Die Forderung des Europäischen Parlaments nach einer EU-Initiative zur Überarbeitung der EBR-Richtlinie ist vom Grundsatz her abzulehnen und von den konkreten Inhalten her inakzeptabel. Es gibt schon keine Anhaltspunkte dafür, dass Änderungen an der gesetzlichen Grundlage notwendig sind. Auch die Kommission sah 2018 in ihrem Umsetzungsbericht keinen Bedarf an einer Überarbeitung der geltenden Regeln. Die bestehenden Strukturen sowie die bisherige Funktionsweise der EBR haben sich in der Praxis bewährt. Die Änderungsvorschläge des Europäischen Parlaments könnten deshalb im Gegenteil dazu führen, dass sich betriebliche Prozesse in vielerlei Hinsicht verschlechtern und verlangsamen. Dies gilt insbesondere für die bereits in den 90er-Jahren gegründeten EBR, deren unternehmensindividuelle Vereinbarungen auch weiterhin unter Bestandsschutz bleiben müssen. Darüber hinaus fallen viele der geforderten Änderungen der Richtlinie in den Bereich „Mitbestimmung“ und damit unter die Rechtsgrundlage des Art. 153 I f i.V.m. II AEUV samt Einstimmigkeitsvorbehalt. Das ordentliche Gesetzgebungsverfahren ist damit für dieses Initiative ausgeschlossen (Art. 153 AEUV).
Die Mittelstands- und Wirtschaftsunion (MIT) fordert:
• Die Europäische Kommission solle die Forderung des EPs nach einem Legislativvorschlag zur Überarbeitung der EBR-Richtlinie zurückweisen.
• Der EBR muss auch in Zukunft ein Gremium für die frühzeitige Information und Anhörung zu grenzüberschreitenden Angelegenheiten vergleichbar mit dem Wirtschaftsausschuss im Betriebsverfassungsrecht bleiben. Schon aufgrund der unterschiedlichsten Sozialpartnermodelle und Rechtssysteme zur Arbeitnehmervertretung in Unternehmen innerhalb der EU kann es darüber hinaus keine Zwangsharmonisierung geben.
• Das deutsche Mitbestimmungsmodell, das über Jahrzehnte gewachsen ist und dessen zahlreiche Rechtsfragen die Rechtsprechung beantworten musste, kann nicht EU-weit als Maßstab für einen EBR dienen. Keinesfalls dürfen die Vorgaben noch über die Rechte des deutschen Betriebsrats hinausgehen und zu erheblichen Verzögerungen von Management-Entscheidungen führen.

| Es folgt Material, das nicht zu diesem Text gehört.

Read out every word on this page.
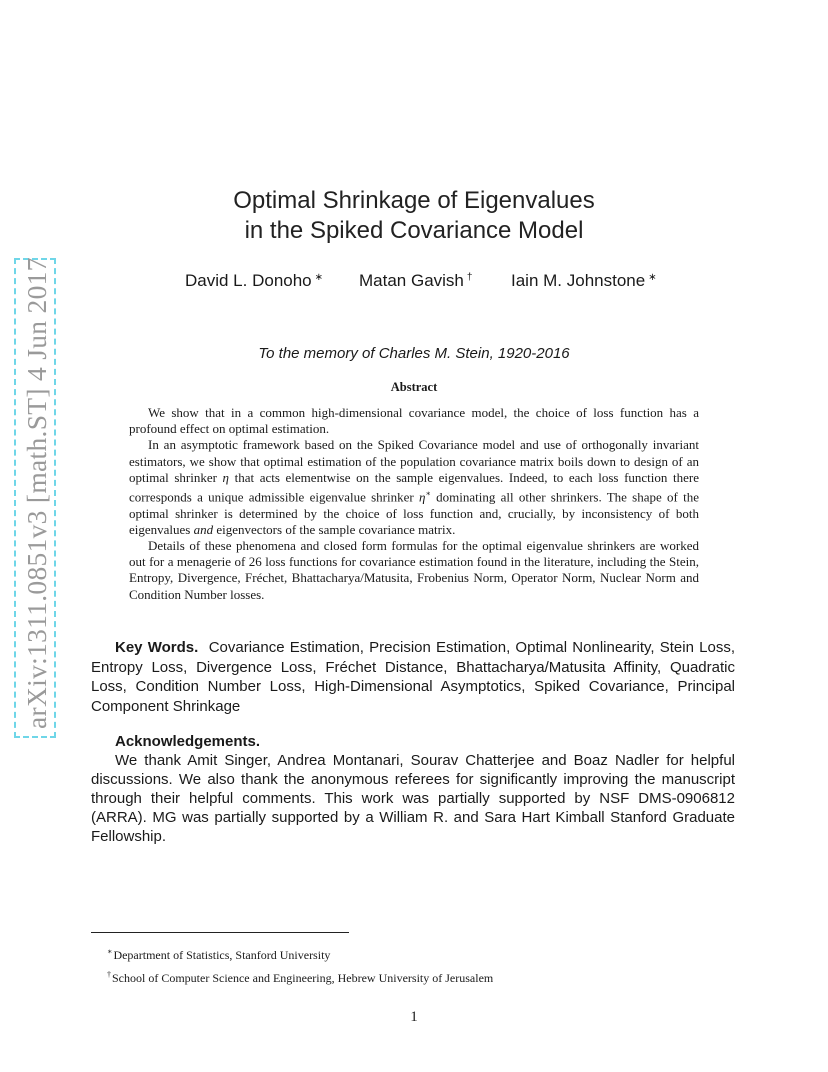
arXiv:1311.0851v3 [math.ST] 4 Jun 2017
Optimal Shrinkage of Eigenvalues
in the Spiked Covariance Model
David L. Donoho ∗ Matan Gavish † Iain M. Johnstone ∗
To the memory of Charles M. Stein, 1920-2016
Abstract

We show that in a common high-dimensional covariance model, the choice of loss function has a profound effect on optimal estimation.

In an asymptotic framework based on the Spiked Covariance model and use of orthogonally invariant estimators, we show that optimal estimation of the population covariance matrix boils down to design of an optimal shrinker η that acts elementwise on the sample eigenvalues. Indeed, to each loss function there corresponds a unique admissible eigenvalue shrinker η∗ dominating all other shrinkers. The shape of the optimal shrinker is determined by the choice of loss function and, crucially, by inconsistency of both eigenvalues and eigenvectors of the sample covariance matrix.

Details of these phenomena and closed form formulas for the optimal eigenvalue shrinkers are worked out for a menagerie of 26 loss functions for covariance estimation found in the literature, including the Stein, Entropy, Divergence, Fréchet, Bhattacharya/Matusita, Frobenius Norm, Operator Norm, Nuclear Norm and Condition Number losses.

Key Words. Covariance Estimation, Precision Estimation, Optimal Nonlinearity, Stein Loss, Entropy Loss, Divergence Loss, Fréchet Distance, Bhattacharya/Matusita Affinity, Quadratic Loss, Condition Number Loss, High-Dimensional Asymptotics, Spiked Covariance, Principal Component Shrinkage

Acknowledgements.

We thank Amit Singer, Andrea Montanari, Sourav Chatterjee and Boaz Nadler for helpful discussions. We also thank the anonymous referees for significantly improving the manuscript through their helpful comments. This work was partially supported by NSF DMS-0906812 (ARRA). MG was partially supported by a William R. and Sara Hart Kimball Stanford Graduate Fellowship.

∗Department of Statistics, Stanford University
†School of Computer Science and Engineering, Hebrew University of Jerusalem
1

• Es gibt keine One-size-fits-all Lösungen für die Information und Konsultation der Arbeitnehmer über sie betreffende Maßnahmen in international agierenden Unternehmen. Neben dem Erhalt des Bestandsschutzes für bestehende EBR-Vereinbarungen, die z. T auch internationale Standorte einbeziehen, sollte für Neuvereinbarungen ausreichend Flexibilität für unternehmensindividuelle Lösungen gewährleistet werden.
• Während der Corona-Pandemie hat der deutsche Gesetzgeber ermöglicht, dass EBR-Sitzungen digital/hybrid durchgeführt werden (§ 41b EBRG) können. Demnach kann die Teilnahme an Sitzungen des EBR sowie die Beschlussfassung auch mittels Video- und Telefonkonferenz erfolgen, wenn sichergestellt ist, dass Dritte vom Inhalt der Sitzung keine Kenntnis nehmen können. Diese Sonderregel ist aktuell befristet bis zum 07.04.2023. Die Unternehmen berichteten, dass es die Zusammenarbeit mit dem EBR erheblich erleichtert, wenn kurzfristig anberaumte Treffen oder Sondersitzungen digital ausgestaltet werden können. Die Sonderregel sollte dauerhaft verankert werden, damit Unternehmen ein Wahlrecht hinsichtlich der Durchführung von EBR-Sitzungen haben.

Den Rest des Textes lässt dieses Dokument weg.